Anche questa settimana politica si sviluppa sul tira e molla fra Salvini e Di Maio, con quest’ultimo in evidente difficoltà per le contrapposizioni che si vanno formando nel M5S. Ma ci può fare poco, visto il vicolo cieco in cui si è infilato il movimento grillino.
Però anche dal PD di Zingaretti faticano ad arrivare segnali convincenti di ripresa dell’iniziativa politica. Il “caso Lotti” ha certamente appesantito il rapporto con l’opinione pubblica e la reazione è stata debole, facendo emergere un condizionamento interno ancora legato alle logiche correntizie. Ora si tratta di vedere se con la formazione della nuova segreteria verranno avanti novità significative. Tuttavia, come si percepisce dal clima politico, e anche dai sondaggi, il PD e la sinistra non sono propriamente in una fase di ripresa espansiva. C’è un certo recupero di consensi motivato dalla preoccupazione per l’avanzata della destra, ma siamo ben lontani dalla spinta necessaria per affermare l’idea e l’esigenza di una alternativa alla situazione attuale. E questo vale, a mio parere, non solo per le forze politiche e i loro gruppi dirigenti, ma anche per l’area elettorale e di opinione del centrosinistra e della sinistra tutta. Certamente non è facile fermare il vento che soffia nelle vele della destra che viene, come dice Gipi nel libro di Allegranti: “dalla crisi economica, non c’è bisogno di ridirlo, ma secondo me viene tantissimo anche dai media… e dalla narrazione che hanno fatto per anni, che è quella che ha portato all’antipolitica totale”. Ovviamente con un contributo significativo che è arrivato anche da molti esponenti del centrosinistra. Mi è tornato in mente Gipi perché in questo periodo è allestita una bella mostra sul suo lavoro al Palazzo Blu, che merita di essere vista. Ma quello che voglio dire è che c’è stato un cedimento culturale sul piano dell’eccesso di individualismo e della personalizzazione della politica che, di fatto, ha spinto la sinistra su un terreno lontano dalla rappresentanza degli interessi dei ceti sociali più colpiti dalla crisi e più deboli. Tanto che, con una semplificazione, oggi sinistra e centrosinistra vengono percepiti come la rappresentanza dei benestanti, o comunque i garantiti. E, forse, in una certa misura lo sono. Ecco, mi chiedo, se la risposta alla domanda sul perché, di fronte all’avanzata di una destra arrogante e pericolosa per la democrazia a sinistra c’è così tanto fiacca, deriva da un certo adagiarsi sui propri interessi personali. Chissà, è probabile, ma se a sinistra si smarrisce l’idea che la “libertà è partecipazione” i tempi possono diventare davvero bui.

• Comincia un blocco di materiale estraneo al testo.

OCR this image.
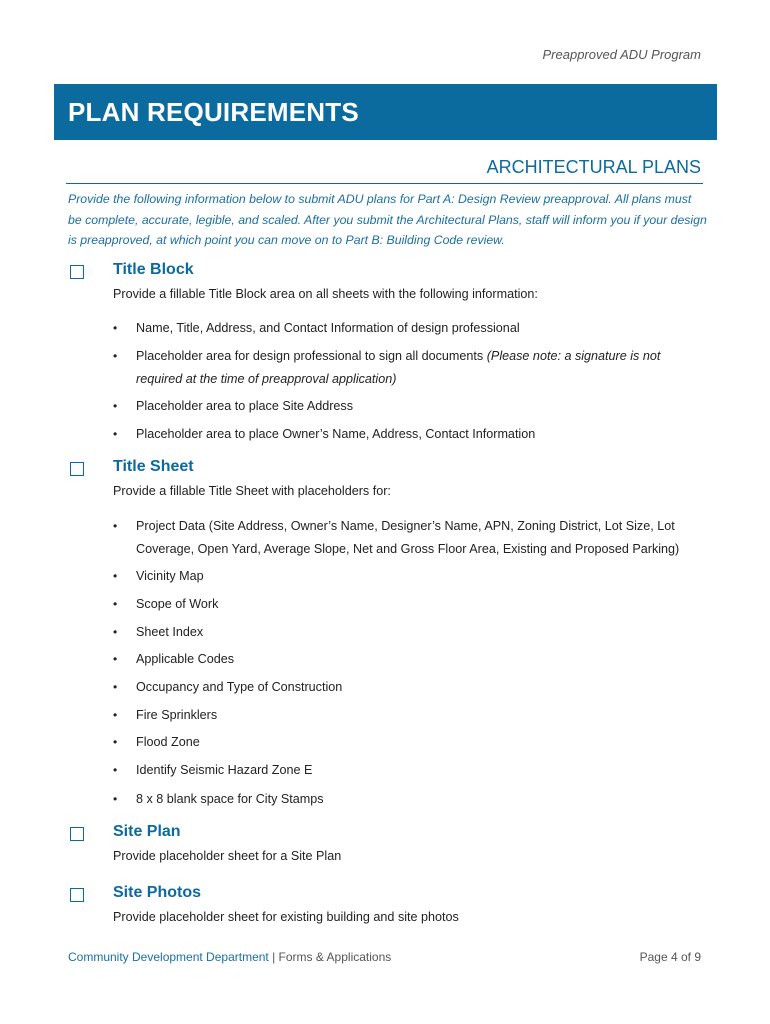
Preapproved ADU Program
PLAN REQUIREMENTS
ARCHITECTURAL PLANS
Provide the following information below to submit ADU plans for Part A: Design Review preapproval. All plans must be complete, accurate, legible, and scaled. After you submit the Architectural Plans, staff will inform you if your design is preapproved, at which point you can move on to Part B: Building Code review.
Title Block
Provide a fillable Title Block area on all sheets with the following information:
•	Name, Title, Address, and Contact Information of design professional
•	Placeholder area for design professional to sign all documents (Please note: a signature is not required at the time of preapproval application)
•	Placeholder area to place Site Address
•	Placeholder area to place Owner’s Name, Address, Contact Information
Title Sheet
Provide a fillable Title Sheet with placeholders for:
•	Project Data (Site Address, Owner’s Name, Designer’s Name, APN, Zoning District, Lot Size, Lot Coverage, Open Yard, Average Slope, Net and Gross Floor Area, Existing and Proposed Parking)
•	Vicinity Map
•	Scope of Work
•	Sheet Index
•	Applicable Codes
•	Occupancy and Type of Construction
•	Fire Sprinklers
•	Flood Zone
•	Identify Seismic Hazard Zone E
•	8 x 8 blank space for City Stamps
Site Plan
Provide placeholder sheet for a Site Plan
Site Photos
Provide placeholder sheet for existing building and site photos
Community Development Department | Forms & Applications	Page 4 of 9
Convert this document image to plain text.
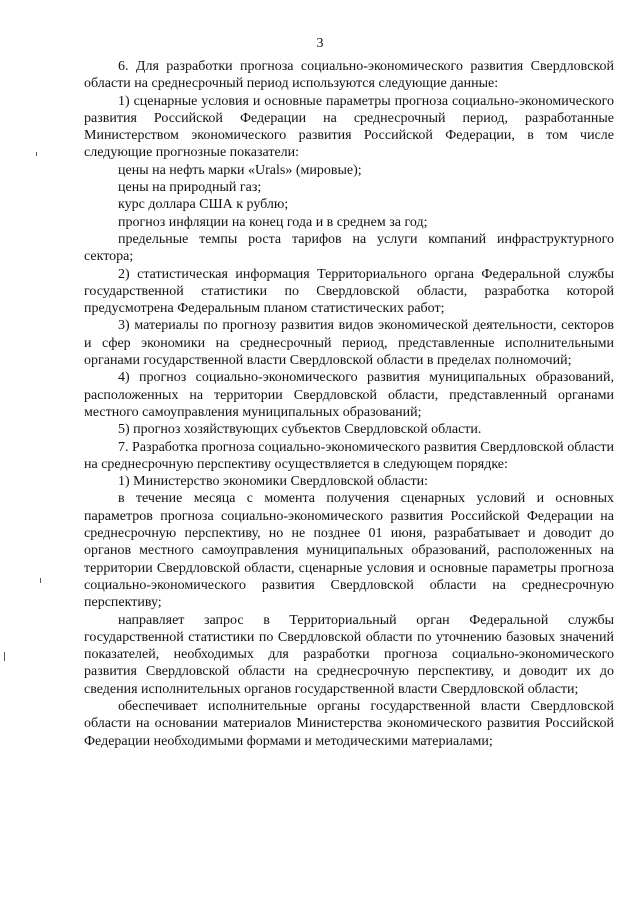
3

6. Для разработки прогноза социально-экономического развития Свердловской области на среднесрочный период используются следующие данные:

1) сценарные условия и основные параметры прогноза социально-экономического развития Российской Федерации на среднесрочный период, разработанные Министерством экономического развития Российской Федерации, в том числе следующие прогнозные показатели:

цены на нефть марки «Urals» (мировые);

цены на природный газ;

курс доллара США к рублю;

прогноз инфляции на конец года и в среднем за год;

предельные темпы роста тарифов на услуги компаний инфраструктурного сектора;

2) статистическая информация Территориального органа Федеральной службы государственной статистики по Свердловской области, разработка которой предусмотрена Федеральным планом статистических работ;

3) материалы по прогнозу развития видов экономической деятельности, секторов и сфер экономики на среднесрочный период, представленные исполнительными органами государственной власти Свердловской области в пределах полномочий;

4) прогноз социально-экономического развития муниципальных образований, расположенных на территории Свердловской области, представленный органами местного самоуправления муниципальных образований;

5) прогноз хозяйствующих субъектов Свердловской области.

7. Разработка прогноза социально-экономического развития Свердловской области на среднесрочную перспективу осуществляется в следующем порядке:

1) Министерство экономики Свердловской области:

в течение месяца с момента получения сценарных условий и основных параметров прогноза социально-экономического развития Российской Федерации на среднесрочную перспективу, но не позднее 01 июня, разрабатывает и доводит до органов местного самоуправления муниципальных образований, расположенных на территории Свердловской области, сценарные условия и основные параметры прогноза социально-экономического развития Свердловской области на среднесрочную перспективу;

направляет запрос в Территориальный орган Федеральной службы государственной статистики по Свердловской области по уточнению базовых значений показателей, необходимых для разработки прогноза социально-экономического развития Свердловской области на среднесрочную перспективу, и доводит их до сведения исполнительных органов государственной власти Свердловской области;

обеспечивает исполнительные органы государственной власти Свердловской области на основании материалов Министерства экономического развития Российской Федерации необходимыми формами и методическими материалами;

L’altro punto che voglio toccare è quello dell’allarme sul cambiamento climatico. Anche nei giorni scorsi abbiamo visto alcuni fenomeni inusuali per questa stagione. Non il caldo ma certamente le super grandinate sì. Ma la cosa più chiara sono gli studi e le immagini sul veloce processo di restringimento dei ghiacciai, che porta alcuni studiosi a descrivere scenari apocalittici. In questo contesto permangono posizioni negazioniste irresponsabili, mentre sarebbe necessario una grande e diffusa presa di coscienza, sostenuta da politiche concrete di contrasto verso i fattori che favoriscono il surriscaldamento del pianeta. Ciò significa operare per modificare il modello di sviluppo e di consumi dominante. Una sfida difficile e complicata ma che ha bisogno innanzitutto di una affermazione di consapevolezza della gravità del problema. Per questo era ed è utile una iniziativa per dichiarare “lo stato di emergenza” ambientale e climatica anche sul piano parlamentare. Ma purtroppo, per ora, la maggioranza Lega e M5S resta del tutto sorda e contraria a questa iniziativa. Ma anche sul piano delle azioni concrete, delle scelte che incidono sul governo del territorio e sulle emissioni nell’aria, faticano ad affermarsi politiche attente e coerenti con quella consapevolezza. Per esempio: sul piano della mobilità si dice che sono nocivi gli scarichi delle auto e degli aerei e che bisogna agire per ridurli dando la priorità allo sviluppo della mobilità su ferro. Però si fanno le infrastrutture che favoriscono, guarda caso, la mobilità su gomma e lo sviluppo del traffico aereo. E non ci vuole molto a capire che mi riferisco anche alla vicenda del nuovo aeroporto di Peretola, che per qualcuno sta diventando il problema centrale del “futuro della Toscana”. Ma allo stesso tempo ci si preoccupa dell’eccesso di turismo che sta minacciando città come Venezia e Firenze e, curiosamente, si dice che la nuova pista, con nuovi e più grandi aerei, non deve portare ulteriori turisti su Firenze. Ma non vi sembra che in tutto questo ci sia tanta ipocrisia e un che di paradossale?